Мир вдруг потерял всякие опоры. Она что-то говорила мне, и я не сразу понял, что это были совершенные пустяки, информация не богаче той, которой азартно делятся домашние хозяйки, вкладывая значительность в такие мировые события, как покупка овощей на Сытном рынке или насморк, грозивший перейти в легкий грипп.

Вот о насморке и легком гриппе она мне и сообщила, жалуясь на коварный ленинградский климат, который каждый раз мстил ей за то, что ей нравится юг. Но ведь она, в сущности, и жила между севером и югом, то ступая на землю, то вновь поднимаясь к облакам, еще более привычным, чем подстриженные липы на улице Софьи Перовской, где она пребывала в свободные от работы дни.

Женский голос, игравший с незначительными фактами и со мной, казался мне значительнее самого мироздания, которое для того и осуществлялось, чтобы с собой принести этот миг, уже длящийся несколько минут.

На другой день с букетиком, занятым у Смирнова, я и отправился на свидание с Анютой и долго поджидал ее на самом многолюдном месте Ленинграда – у дверей большого универсального магазина, для краткости всеми называемого ДЛТ.

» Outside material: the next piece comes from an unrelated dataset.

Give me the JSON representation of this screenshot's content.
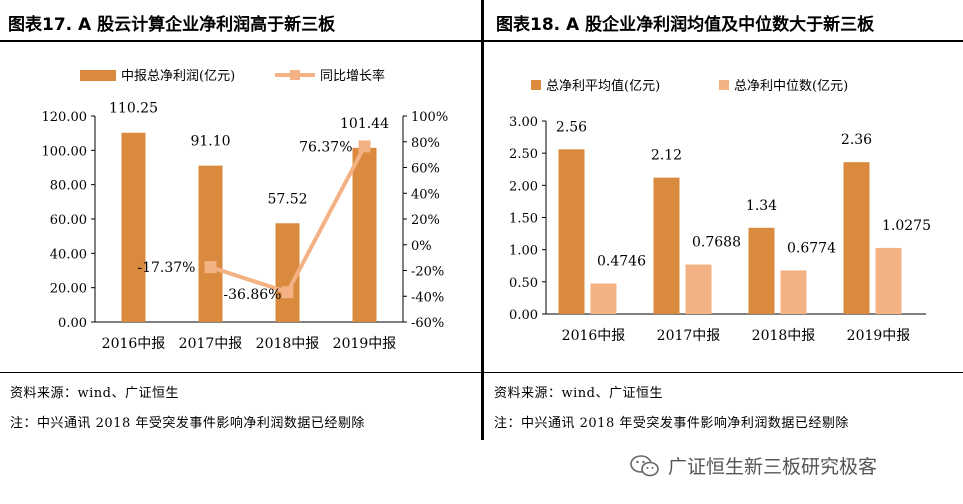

Она торжественно выплыла ко мне, как и тогда в самолете, выйдя из туманной неизвестности и превратив весь мир в декорацию, в скромный и неназойливый фон, так подходивший к ее легкой фигуре, одновременно типичной и живой, но так удивительно совмещавшей повседневную конкретность ультрасовременной девушки с чем-то архаично-духовным, словно перенесенным в наш век из эпохи полуэфемерных мадонн, ундин, психей и эвридик, часто дразнивших наше воображение и углублявших плоский прозаический мир.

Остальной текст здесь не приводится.